Container orchestration: If you're using Kubernetes, Docker, or any container runtime that relies on cgroups v1, verify the host kernel version across your entire fleet. Check for elevated capabilities in your pod specs and container configurations. The combination of an unpatched kernel plus privileged containers is the exact attack path CVE-2022-0492 enables.
Monitoring: Enable or verify logging for cgroup operations on your Linux hosts. Look for anomalous cgroup_release_agent writes, unexpected namespace changes, or privilege escalation patterns. On Android, review device compliance reports and flag any devices that haven't accepted the June security update.

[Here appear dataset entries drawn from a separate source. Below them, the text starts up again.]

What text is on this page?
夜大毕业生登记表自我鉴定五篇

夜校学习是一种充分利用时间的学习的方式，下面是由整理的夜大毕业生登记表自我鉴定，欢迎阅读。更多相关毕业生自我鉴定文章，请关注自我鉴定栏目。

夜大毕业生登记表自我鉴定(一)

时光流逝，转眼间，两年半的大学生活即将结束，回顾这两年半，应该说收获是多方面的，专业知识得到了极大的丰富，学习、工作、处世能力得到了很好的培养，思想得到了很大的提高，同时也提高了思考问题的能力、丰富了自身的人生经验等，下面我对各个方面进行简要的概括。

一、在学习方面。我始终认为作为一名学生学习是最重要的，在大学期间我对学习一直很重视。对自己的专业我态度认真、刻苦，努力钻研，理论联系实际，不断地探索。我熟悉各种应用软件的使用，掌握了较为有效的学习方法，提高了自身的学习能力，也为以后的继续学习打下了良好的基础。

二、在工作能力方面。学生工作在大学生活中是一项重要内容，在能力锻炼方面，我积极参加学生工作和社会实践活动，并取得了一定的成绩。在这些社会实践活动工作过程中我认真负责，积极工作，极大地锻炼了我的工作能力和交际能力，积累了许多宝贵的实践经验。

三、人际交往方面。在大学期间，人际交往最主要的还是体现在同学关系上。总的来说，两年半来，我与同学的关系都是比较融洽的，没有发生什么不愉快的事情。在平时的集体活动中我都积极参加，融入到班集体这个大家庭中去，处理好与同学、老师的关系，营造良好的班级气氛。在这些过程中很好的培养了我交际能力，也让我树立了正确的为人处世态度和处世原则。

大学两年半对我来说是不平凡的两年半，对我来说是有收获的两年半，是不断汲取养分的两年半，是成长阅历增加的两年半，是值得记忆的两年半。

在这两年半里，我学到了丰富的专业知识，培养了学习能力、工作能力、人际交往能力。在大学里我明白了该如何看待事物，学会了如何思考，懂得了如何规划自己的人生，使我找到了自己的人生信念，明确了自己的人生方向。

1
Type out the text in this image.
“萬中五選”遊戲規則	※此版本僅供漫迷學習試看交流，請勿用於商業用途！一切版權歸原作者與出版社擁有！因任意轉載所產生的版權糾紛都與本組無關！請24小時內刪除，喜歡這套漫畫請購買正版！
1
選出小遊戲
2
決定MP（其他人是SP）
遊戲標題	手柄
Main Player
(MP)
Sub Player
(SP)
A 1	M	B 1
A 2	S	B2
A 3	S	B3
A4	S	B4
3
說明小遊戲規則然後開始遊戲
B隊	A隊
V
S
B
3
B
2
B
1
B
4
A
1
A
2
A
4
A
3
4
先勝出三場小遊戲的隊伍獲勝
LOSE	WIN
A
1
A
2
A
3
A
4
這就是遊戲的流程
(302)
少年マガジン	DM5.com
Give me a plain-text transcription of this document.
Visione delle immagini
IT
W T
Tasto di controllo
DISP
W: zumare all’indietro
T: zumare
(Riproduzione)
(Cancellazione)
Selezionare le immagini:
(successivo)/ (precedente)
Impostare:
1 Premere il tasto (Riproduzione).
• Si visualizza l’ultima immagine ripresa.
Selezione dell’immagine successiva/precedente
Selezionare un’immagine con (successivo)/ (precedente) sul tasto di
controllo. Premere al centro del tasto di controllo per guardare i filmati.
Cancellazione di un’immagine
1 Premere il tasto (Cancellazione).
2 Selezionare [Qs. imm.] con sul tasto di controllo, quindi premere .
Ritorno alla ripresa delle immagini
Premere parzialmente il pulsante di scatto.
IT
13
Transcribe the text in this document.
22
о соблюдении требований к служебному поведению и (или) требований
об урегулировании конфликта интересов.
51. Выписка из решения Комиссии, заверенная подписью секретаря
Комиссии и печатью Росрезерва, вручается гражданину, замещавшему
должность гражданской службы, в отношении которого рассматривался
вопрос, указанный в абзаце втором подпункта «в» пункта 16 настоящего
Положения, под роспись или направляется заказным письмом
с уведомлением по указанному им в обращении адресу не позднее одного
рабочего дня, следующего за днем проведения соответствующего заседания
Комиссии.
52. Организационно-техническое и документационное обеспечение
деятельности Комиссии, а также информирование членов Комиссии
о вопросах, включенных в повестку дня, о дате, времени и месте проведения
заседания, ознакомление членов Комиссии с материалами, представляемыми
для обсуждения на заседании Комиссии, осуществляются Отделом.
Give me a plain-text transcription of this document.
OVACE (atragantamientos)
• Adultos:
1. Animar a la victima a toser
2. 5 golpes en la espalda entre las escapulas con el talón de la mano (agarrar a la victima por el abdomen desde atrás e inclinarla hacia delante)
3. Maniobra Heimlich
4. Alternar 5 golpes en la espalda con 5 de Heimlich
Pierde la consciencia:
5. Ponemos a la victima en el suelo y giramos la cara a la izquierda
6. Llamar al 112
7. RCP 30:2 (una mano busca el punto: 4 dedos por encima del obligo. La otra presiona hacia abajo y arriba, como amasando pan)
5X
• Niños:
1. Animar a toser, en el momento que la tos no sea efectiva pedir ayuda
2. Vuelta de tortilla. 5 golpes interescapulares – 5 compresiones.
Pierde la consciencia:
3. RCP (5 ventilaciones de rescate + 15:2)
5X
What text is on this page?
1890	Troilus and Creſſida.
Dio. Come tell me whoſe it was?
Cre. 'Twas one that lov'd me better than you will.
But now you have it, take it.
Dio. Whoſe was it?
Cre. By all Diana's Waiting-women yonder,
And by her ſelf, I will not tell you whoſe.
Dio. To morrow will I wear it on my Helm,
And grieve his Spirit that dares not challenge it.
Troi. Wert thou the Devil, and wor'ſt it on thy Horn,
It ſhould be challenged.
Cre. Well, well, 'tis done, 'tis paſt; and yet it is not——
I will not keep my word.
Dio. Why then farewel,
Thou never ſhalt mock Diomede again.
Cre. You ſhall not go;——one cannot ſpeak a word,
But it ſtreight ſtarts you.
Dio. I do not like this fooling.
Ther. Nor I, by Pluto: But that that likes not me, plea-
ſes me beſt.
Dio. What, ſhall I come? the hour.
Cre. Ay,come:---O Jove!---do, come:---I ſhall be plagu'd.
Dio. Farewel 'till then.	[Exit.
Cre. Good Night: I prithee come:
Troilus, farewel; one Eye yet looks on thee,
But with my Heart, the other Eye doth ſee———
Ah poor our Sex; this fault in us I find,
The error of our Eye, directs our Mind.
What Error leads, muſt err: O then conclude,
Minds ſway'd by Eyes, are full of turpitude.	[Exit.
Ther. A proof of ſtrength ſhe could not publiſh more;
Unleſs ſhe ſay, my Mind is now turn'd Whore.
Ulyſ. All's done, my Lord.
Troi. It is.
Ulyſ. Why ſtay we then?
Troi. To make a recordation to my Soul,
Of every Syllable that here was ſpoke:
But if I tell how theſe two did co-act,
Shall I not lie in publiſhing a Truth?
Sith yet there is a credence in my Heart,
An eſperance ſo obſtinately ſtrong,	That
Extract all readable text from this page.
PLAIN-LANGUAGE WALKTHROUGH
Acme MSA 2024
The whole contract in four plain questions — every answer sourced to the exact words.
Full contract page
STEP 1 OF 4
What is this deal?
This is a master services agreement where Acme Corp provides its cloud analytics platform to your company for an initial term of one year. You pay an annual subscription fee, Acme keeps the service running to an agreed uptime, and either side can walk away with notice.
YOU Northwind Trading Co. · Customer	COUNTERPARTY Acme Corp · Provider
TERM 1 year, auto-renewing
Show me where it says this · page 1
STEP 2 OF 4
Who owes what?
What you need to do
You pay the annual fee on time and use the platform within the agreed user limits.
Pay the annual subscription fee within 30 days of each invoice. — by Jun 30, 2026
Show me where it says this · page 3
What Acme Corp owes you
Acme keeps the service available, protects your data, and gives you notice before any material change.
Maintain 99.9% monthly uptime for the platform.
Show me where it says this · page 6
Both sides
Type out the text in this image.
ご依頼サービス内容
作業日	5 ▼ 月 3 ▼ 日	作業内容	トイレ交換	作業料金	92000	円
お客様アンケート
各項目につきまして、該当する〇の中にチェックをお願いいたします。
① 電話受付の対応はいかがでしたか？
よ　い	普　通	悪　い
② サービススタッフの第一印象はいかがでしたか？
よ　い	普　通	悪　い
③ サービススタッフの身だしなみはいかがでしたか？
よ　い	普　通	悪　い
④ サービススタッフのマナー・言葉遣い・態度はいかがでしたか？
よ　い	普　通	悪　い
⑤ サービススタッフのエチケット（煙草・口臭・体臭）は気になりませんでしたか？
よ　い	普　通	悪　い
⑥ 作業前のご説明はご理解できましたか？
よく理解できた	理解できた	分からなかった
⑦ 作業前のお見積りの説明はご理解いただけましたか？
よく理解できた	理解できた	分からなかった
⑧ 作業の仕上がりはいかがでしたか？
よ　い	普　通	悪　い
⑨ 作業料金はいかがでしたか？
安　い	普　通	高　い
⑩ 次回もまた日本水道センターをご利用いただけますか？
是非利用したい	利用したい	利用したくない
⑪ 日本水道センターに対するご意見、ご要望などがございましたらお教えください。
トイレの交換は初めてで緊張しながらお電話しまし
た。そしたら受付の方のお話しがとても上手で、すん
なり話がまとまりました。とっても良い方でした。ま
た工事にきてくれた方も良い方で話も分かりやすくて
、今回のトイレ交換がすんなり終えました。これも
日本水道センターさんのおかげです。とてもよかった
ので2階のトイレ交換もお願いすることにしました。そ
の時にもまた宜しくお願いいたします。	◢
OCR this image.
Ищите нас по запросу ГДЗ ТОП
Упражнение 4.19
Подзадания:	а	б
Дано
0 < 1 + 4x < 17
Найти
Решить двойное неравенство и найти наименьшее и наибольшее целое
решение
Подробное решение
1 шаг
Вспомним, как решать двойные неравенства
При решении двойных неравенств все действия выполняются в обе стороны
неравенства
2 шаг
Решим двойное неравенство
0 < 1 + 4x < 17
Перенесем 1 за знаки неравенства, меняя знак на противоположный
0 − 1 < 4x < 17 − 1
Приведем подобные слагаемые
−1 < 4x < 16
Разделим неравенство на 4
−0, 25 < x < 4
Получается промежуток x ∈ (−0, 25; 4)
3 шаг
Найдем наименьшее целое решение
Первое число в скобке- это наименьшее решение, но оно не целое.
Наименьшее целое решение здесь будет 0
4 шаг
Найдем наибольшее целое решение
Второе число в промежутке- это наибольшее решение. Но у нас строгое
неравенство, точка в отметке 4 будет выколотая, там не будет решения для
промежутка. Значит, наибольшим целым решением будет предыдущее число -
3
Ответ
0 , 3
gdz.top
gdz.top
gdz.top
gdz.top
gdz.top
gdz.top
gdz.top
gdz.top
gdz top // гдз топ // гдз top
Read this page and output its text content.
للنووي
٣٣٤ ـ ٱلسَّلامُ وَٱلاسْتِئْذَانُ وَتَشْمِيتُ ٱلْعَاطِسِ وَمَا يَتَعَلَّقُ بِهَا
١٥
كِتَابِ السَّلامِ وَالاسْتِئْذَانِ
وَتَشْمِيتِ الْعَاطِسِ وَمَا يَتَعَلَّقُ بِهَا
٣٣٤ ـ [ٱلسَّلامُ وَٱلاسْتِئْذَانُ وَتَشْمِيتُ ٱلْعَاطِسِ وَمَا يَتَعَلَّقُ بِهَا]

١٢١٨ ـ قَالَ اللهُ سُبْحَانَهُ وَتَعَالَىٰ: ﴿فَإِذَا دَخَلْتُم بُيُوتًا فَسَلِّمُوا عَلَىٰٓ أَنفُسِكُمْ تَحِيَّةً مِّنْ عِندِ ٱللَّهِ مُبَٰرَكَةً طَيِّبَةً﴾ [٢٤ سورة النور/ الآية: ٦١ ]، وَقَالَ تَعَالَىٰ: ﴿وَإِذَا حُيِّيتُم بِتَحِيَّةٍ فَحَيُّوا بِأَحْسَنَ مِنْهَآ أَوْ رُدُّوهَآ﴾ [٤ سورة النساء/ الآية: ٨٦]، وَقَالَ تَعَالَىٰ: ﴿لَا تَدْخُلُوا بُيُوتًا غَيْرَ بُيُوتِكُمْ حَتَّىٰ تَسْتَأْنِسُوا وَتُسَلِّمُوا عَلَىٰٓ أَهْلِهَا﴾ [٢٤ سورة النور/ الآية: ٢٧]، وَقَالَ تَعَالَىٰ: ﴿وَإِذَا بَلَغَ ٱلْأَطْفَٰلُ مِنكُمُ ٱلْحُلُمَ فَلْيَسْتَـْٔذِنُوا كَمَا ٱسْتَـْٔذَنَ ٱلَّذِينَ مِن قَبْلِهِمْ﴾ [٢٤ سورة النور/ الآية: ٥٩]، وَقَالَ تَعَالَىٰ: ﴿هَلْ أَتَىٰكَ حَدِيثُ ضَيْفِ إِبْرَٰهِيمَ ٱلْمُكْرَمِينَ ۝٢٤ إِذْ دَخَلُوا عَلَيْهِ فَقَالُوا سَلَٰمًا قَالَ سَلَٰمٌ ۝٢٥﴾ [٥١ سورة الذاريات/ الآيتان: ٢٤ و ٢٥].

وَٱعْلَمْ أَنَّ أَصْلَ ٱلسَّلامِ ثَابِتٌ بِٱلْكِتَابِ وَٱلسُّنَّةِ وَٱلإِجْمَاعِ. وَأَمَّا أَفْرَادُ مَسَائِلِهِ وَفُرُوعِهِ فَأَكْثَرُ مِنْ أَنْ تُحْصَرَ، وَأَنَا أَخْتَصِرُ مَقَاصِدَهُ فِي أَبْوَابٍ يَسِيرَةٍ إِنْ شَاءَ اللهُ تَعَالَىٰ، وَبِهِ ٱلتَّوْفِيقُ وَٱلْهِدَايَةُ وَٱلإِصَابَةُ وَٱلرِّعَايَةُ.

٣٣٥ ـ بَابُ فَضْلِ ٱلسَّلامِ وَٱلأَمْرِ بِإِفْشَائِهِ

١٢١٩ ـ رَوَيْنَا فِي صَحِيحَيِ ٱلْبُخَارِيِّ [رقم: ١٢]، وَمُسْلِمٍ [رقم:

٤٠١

I know it's a lot. Patching cycles are never exciting, and when you're juggling dozens of vulnerabilities at once, CISA's latest KEV additions can feel like just another line item. But these two are different. They're actively exploited. The deadlines are real. And the attack paths—especially the container escape vector—are exactly the kind of thing that turns a routine breach into a board-level incident.
The Bigger Picture
There's a pattern here that's worth calling out. CISA is adding vulnerabilities to KEV at a pace that reflects the broader threat landscape: exploits are getting faster, targeting older infrastructure that organizations haven't prioritized for modernization, and the window between disclosure and active exploitation is shrinking.
The Android flaw affects devices that are barely two years old. The Linux flaw targets kernels that are still running in production despite being over a decade past their prime. Both vulnerabilities exploit fundamental design weaknesses—integer overflow on one side, insufficient authentication checks on the other—that have existed in these codebases since they were first written. They're not sophisticated exploits. They're basic, well-understood attack primitives that anyone with moderate skill can weaponize.
That's the real takeaway. You don't need a nation-state actor to exploit these flaws. You just need someone who's paying attention.
The patching work ahead of you isn't glamorous. It won't make headlines or win security awards. But it's the difference between a routine vulnerability management cycle and a crisis that lands on your desk at 2 AM. Treat it accordingly.